Indonesian president Abdurrahman Wahid sought to head off demands for independence in Papua, as well as Aceh, by enacting a Special Autonomy Law in 2001. The legislation gave a greater share of the revenue from projects such as Freeport to the provincial authorities and made concessions on other grievances.

The autonomy law included a proposal for the formation of a Papuan Peoples Council (MRP) to placate local concerns over the undermining of the indigenous culture by large scale immigration from other parts of Indonesia. Wahid also indicated that he would overturn a law enacted previously to divide Papua into three separate provinces—West Irian Jaya, Central Irian Jaya, and Irian Jaya—as a means of undermining Papuan solidarity.

Wahid’s overtures to the Papuan and Achnese elites produced sharp divisions in Jakarta. The TNI in particular relies heavily on income obtained through various business activities, legal and illegal, in these resource-rich provinces. Accusations that Wahid was undermining Indonesia were at the centre of protracted moves to impeach him in 2001 and install Megawati Sukarnoputri as president.

Under Megawati, the TNI rapidly moved to crush separatist sentiment in the two provinces. In November 2001, Papuan leader Theys Eluay was brazenly abducted and murdered by Indonesia’s Kopassus special forces. Moves towards autonomy were emasculated and Megawati revived the plan to carve the province into three. West Irian Jaya was formed in 2003.

During his election campaign in 2004, Yudhoyono, a former Suharto-era general, promised to resolve conflicts in Papua and Aceh peacefully. Having won the presidency, however, he has done nothing to reverse the course set by Megawati: to make no significant concessions to the Papuan elites and to crush any popular opposition in the province.

As a result, when it was finally formed last October, the MRP, on which local leaders had pinned their hopes, was given few powers. Moreover, its status has been undermined by ongoing disputes with new “provincial leaders” in West Irian Jaya, which the MRP has refused to recognise. In the midst of negotiations between the MRP and Jakarta, the central government suddenly authorised gubernatorial elections for West Irian Jaya, which eventually went ahead in March 2006.

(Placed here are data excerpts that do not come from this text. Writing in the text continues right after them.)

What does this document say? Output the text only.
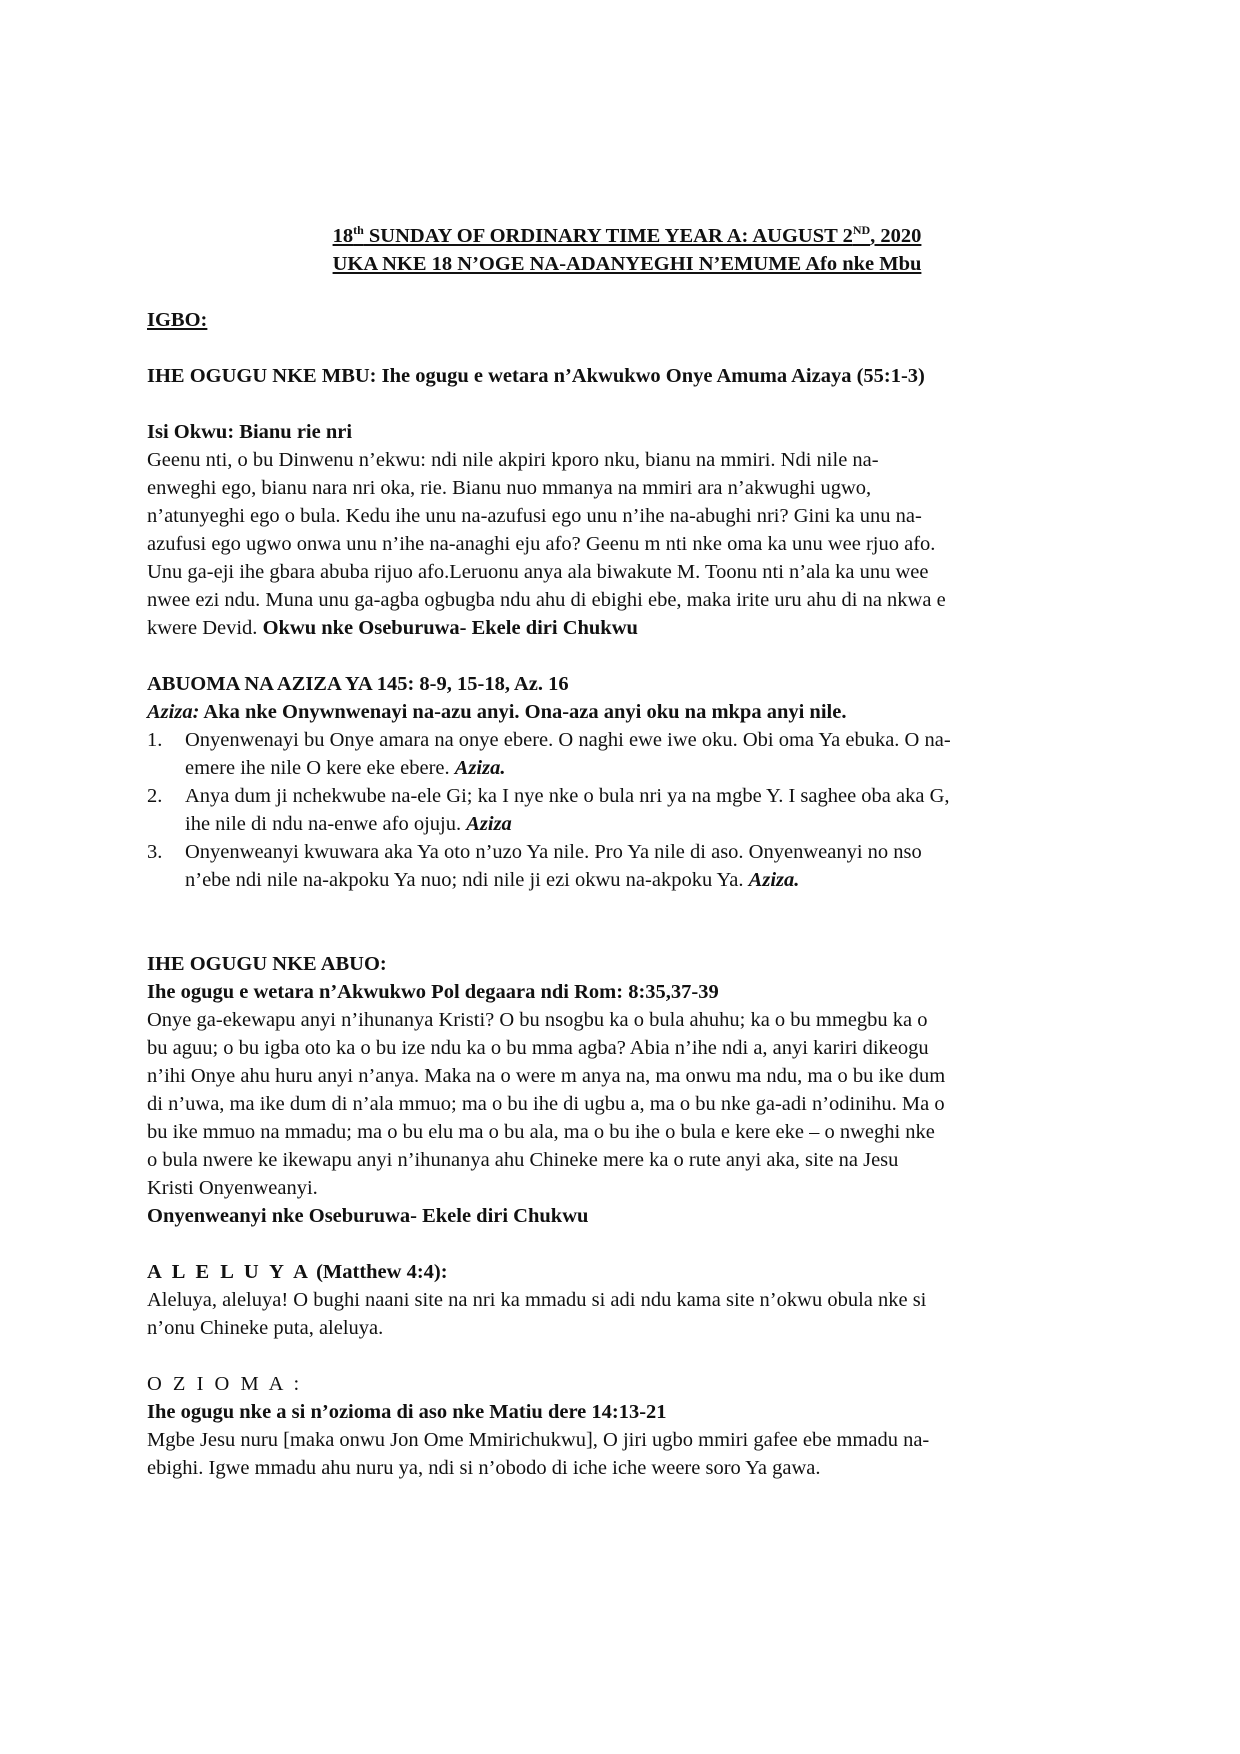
18th SUNDAY OF ORDINARY TIME YEAR A: AUGUST 2ND, 2020

UKA NKE 18 N’OGE NA-ADANYEGHI N’EMUME Afo nke Mbu

IGBO:

IHE OGUGU NKE MBU: Ihe ogugu e wetara n’Akwukwo Onye Amuma Aizaya (55:1-3)

Isi Okwu: Bianu rie nri

Geenu nti, o bu Dinwenu n’ekwu: ndi nile akpiri kporo nku, bianu na mmiri. Ndi nile na-

enweghi ego, bianu nara nri oka, rie. Bianu nuo mmanya na mmiri ara n’akwughi ugwo,

n’atunyeghi ego o bula. Kedu ihe unu na-azufusi ego unu n’ihe na-abughi nri? Gini ka unu na-

azufusi ego ugwo onwa unu n’ihe na-anaghi eju afo? Geenu m nti nke oma ka unu wee rjuo afo.

Unu ga-eji ihe gbara abuba rijuo afo.Leruonu anya ala biwakute M. Toonu nti n’ala ka unu wee

nwee ezi ndu. Muna unu ga-agba ogbugba ndu ahu di ebighi ebe, maka irite uru ahu di na nkwa e

kwere Devid. Okwu nke Oseburuwa- Ekele diri Chukwu

ABUOMA NA AZIZA YA 145: 8-9, 15-18, Az. 16

Aziza: Aka nke Onywnwenayi na-azu anyi. Ona-aza anyi oku na mkpa anyi nile.

1. Onyenwenayi bu Onye amara na onye ebere. O naghi ewe iwe oku. Obi oma Ya ebuka. O na-

emere ihe nile O kere eke ebere. Aziza.

2. Anya dum ji nchekwube na-ele Gi; ka I nye nke o bula nri ya na mgbe Y. I saghee oba aka G,

ihe nile di ndu na-enwe afo ojuju. Aziza

3. Onyenweanyi kwuwara aka Ya oto n’uzo Ya nile. Pro Ya nile di aso. Onyenweanyi no nso

n’ebe ndi nile na-akpoku Ya nuo; ndi nile ji ezi okwu na-akpoku Ya. Aziza.

IHE OGUGU NKE ABUO:

Ihe ogugu e wetara n’Akwukwo Pol degaara ndi Rom: 8:35,37-39

Onye ga-ekewapu anyi n’ihunanya Kristi? O bu nsogbu ka o bula ahuhu; ka o bu mmegbu ka o

bu aguu; o bu igba oto ka o bu ize ndu ka o bu mma agba? Abia n’ihe ndi a, anyi kariri dikeogu

n’ihi Onye ahu huru anyi n’anya. Maka na o were m anya na, ma onwu ma ndu, ma o bu ike dum

di n’uwa, ma ike dum di n’ala mmuo; ma o bu ihe di ugbu a, ma o bu nke ga-adi n’odinihu. Ma o

bu ike mmuo na mmadu; ma o bu elu ma o bu ala, ma o bu ihe o bula e kere eke – o nweghi nke

o bula nwere ke ikewapu anyi n’ihunanya ahu Chineke mere ka o rute anyi aka, site na Jesu

Kristi Onyenweanyi.

Onyenweanyi nke Oseburuwa- Ekele diri Chukwu

A L E L U Y A (Matthew 4:4):

Aleluya, aleluya! O bughi naani site na nri ka mmadu si adi ndu kama site n’okwu obula nke si

n’onu Chineke puta, aleluya.

O Z I O M A :

Ihe ogugu nke a si n’ozioma di aso nke Matiu dere 14:13-21

Mgbe Jesu nuru [maka onwu Jon Ome Mmirichukwu], O jiri ugbo mmiri gafee ebe mmadu na-

ebighi. Igwe mmadu ahu nuru ya, ndi si n’obodo di iche iche weere soro Ya gawa.
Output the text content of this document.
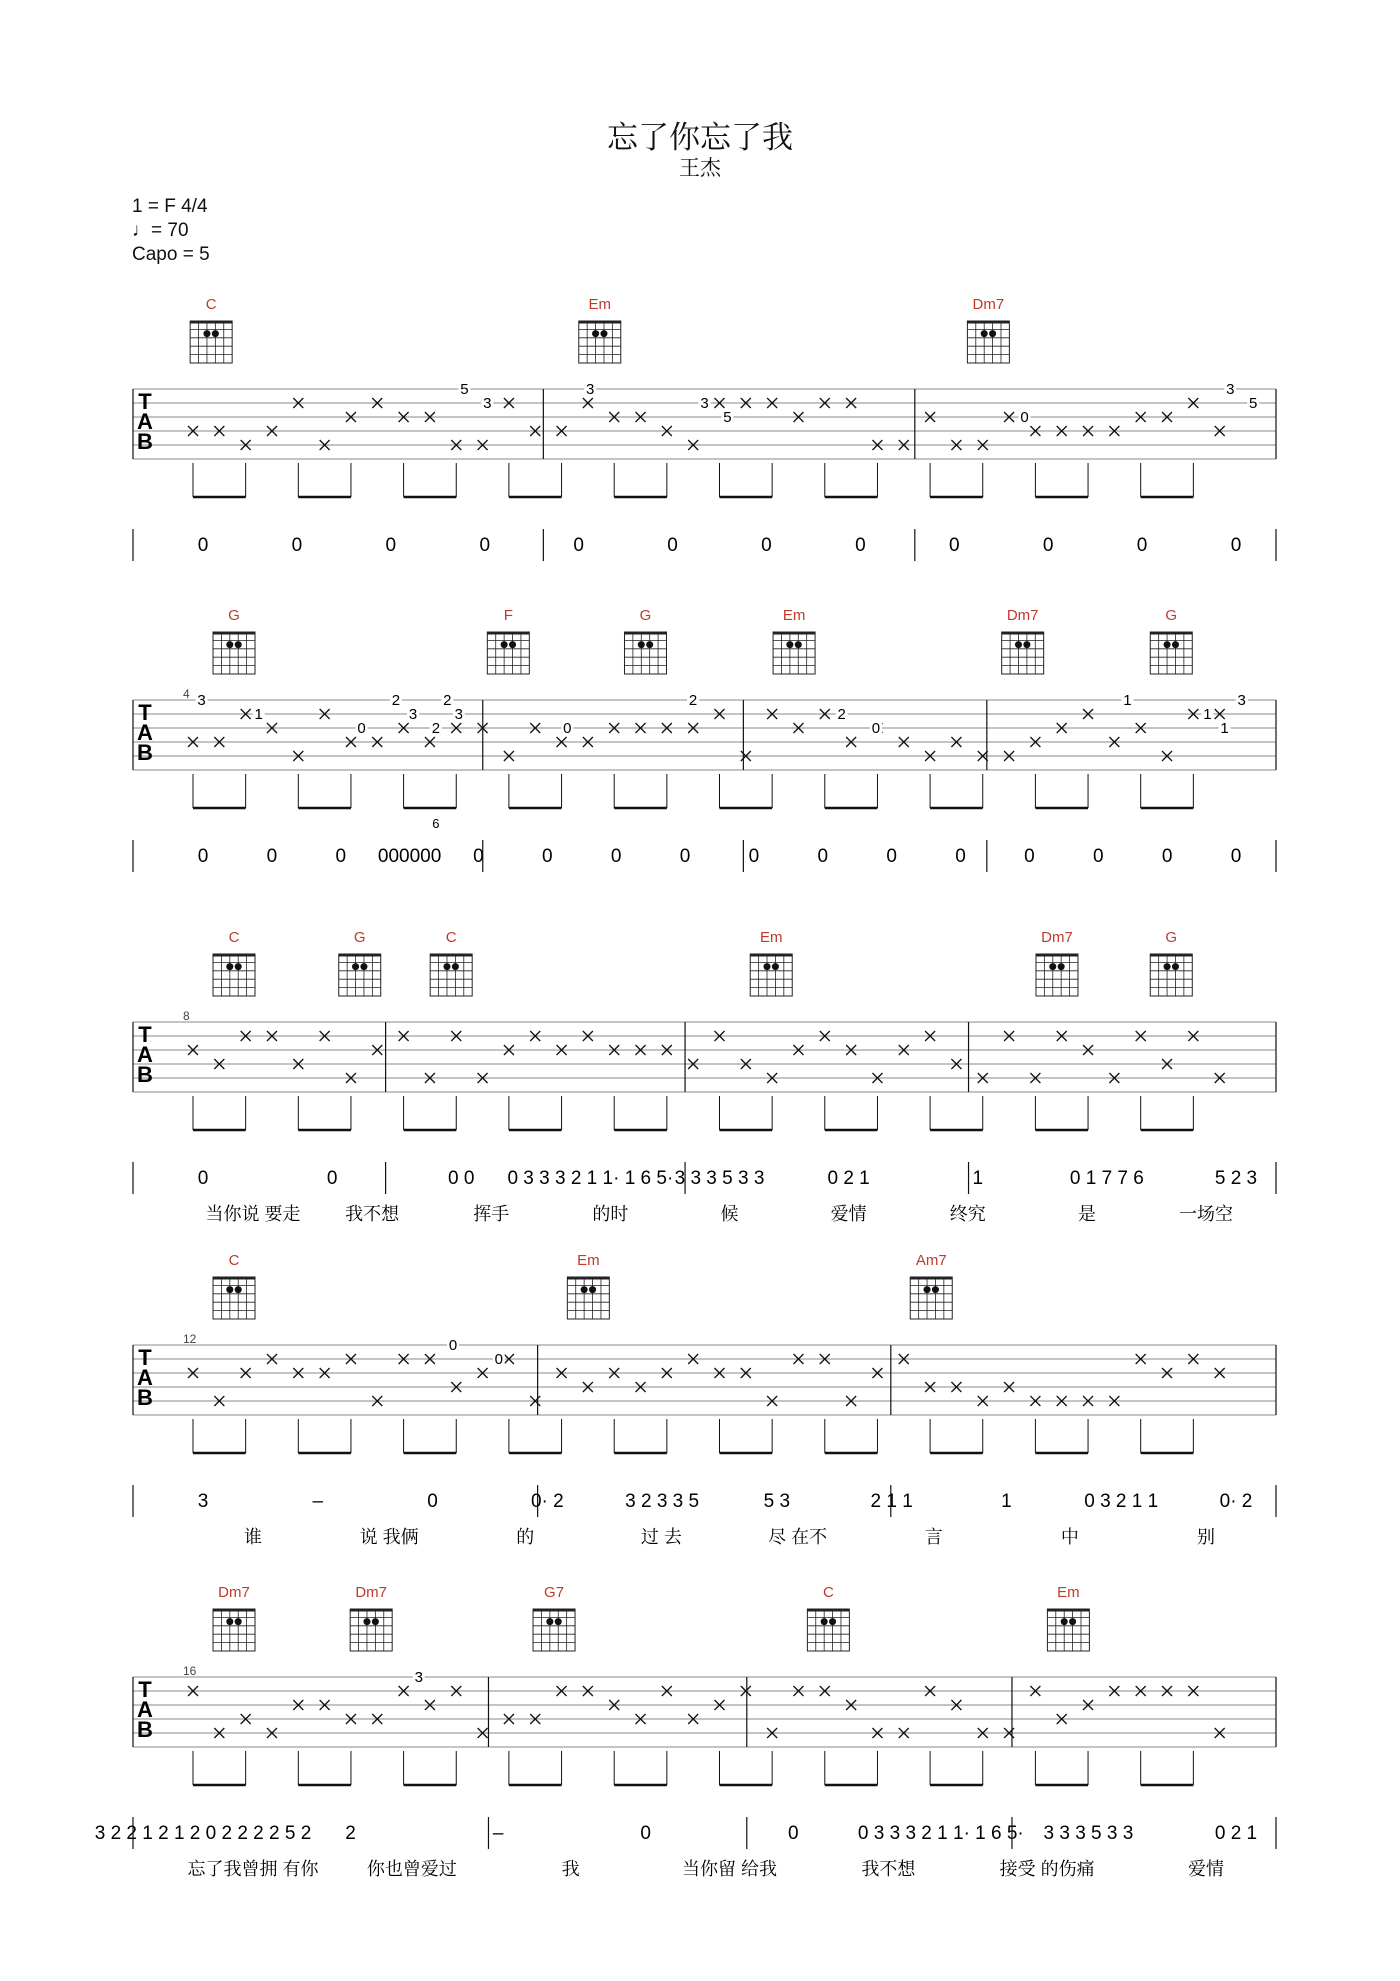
忘了你忘了我
王杰
1 = F 4/4
♩= 70
Capo = 5
C	Em	Dm7
T
A
B
3
3
5
5
3
0
3
5
0	0	0	0	0	0	0	0	0	0	0	0
G	F	G	Em	Dm7	G
T
A
B
4 3
1
0
2
3
2
2
3
0
2
2
0
1
1
1
3
6
0	0	0 000000 0	0	0	0	0	0	0	0	0	0	0	0
C	G	C	Em	Dm7	G
T
A
B
8
0	0	0 0 0 3 3 3 2 1 1· 1 6 5· 3 3 3 5 3 3	0 2 1	1	0 1 7 7 6	5 2 3
当你说 要走 我不想	挥手	的时	候	爱情	终究	是	一场空
C	Em	Am7
T
A
B
12	0
0
3	–	0	0· 2	3 2 3 3 5	5 3	2 1 1	1	0 3 2 1 1	0· 2
谁	说 我俩	的	过 去	尽 在不	言	中	别
Dm7	Dm7	G7	C	Em
T
A
B
16	3
3 2 2 1 2 1 2 0 2 2 2 2 5 2 2	–	0	0	0 3 3 3 2 1 1· 1 6 5· 3 3 3 5 3 3	0 2 1
忘了我曾拥 有你	你也曾爱过	我	当你留 给我	我不想	接受 的伤痛	爱情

Jakarta has attempted to establish a base of support in West Irian Jaya, by encouraging particular tribal leaders and holding out the prospect of substantial revenue from a major BP liquid natural gas plant in the province. Its divide and rule tactics have further undermined the autonomy law and any Papuan support. After the March 15-16 protest, MRP chairman Agus Alue Alua declared: “Papua’s trust to Jakarta comes to zero.”

Commenting on the protests, the president of Papua’s Baptist churches, Reverend Socrates Sofyan Yoman, told the media: “The root problem is political status. Special Autonomy has failed; it brings more suffering. The best way is self determination for Papua’s future.” His comments reflect growing sentiment among the Papuan elites for renewed agitation for independence.

A group of 42 Papuan refugees led by separatist leader Herman Wainggai were granted temporary protection visas by the Australian government last month. As Wainggai explained to Time magazine, he decided to head for Australia in a bid to gain international attention—that is, the backing of the major powers for an independent Papua. Like East Timor, a Papuan statelet would be completely dependent—economically, politically and militarily—on its international backers.

The hostile response of the Yudhoyono administration to Canberra’s decision reflects concerns in Jakarta of another Australian “humanitarian” intervention, this time in Papua. With opposition to Indonesian rule growing in Papua, there are signs that Jakarta is preparing for a ruthless crackdown.

The TNI already has a substantial presence in Papua, including at the Freeport mine, which is deemed to be a “vital strategic asset”. In April 2005, Jakarta announced an additional 15,000 troops were to be deployed in Papua. There have been a number of reports of the TNI forming militia groups to intimidate and repress pro-independence supporters.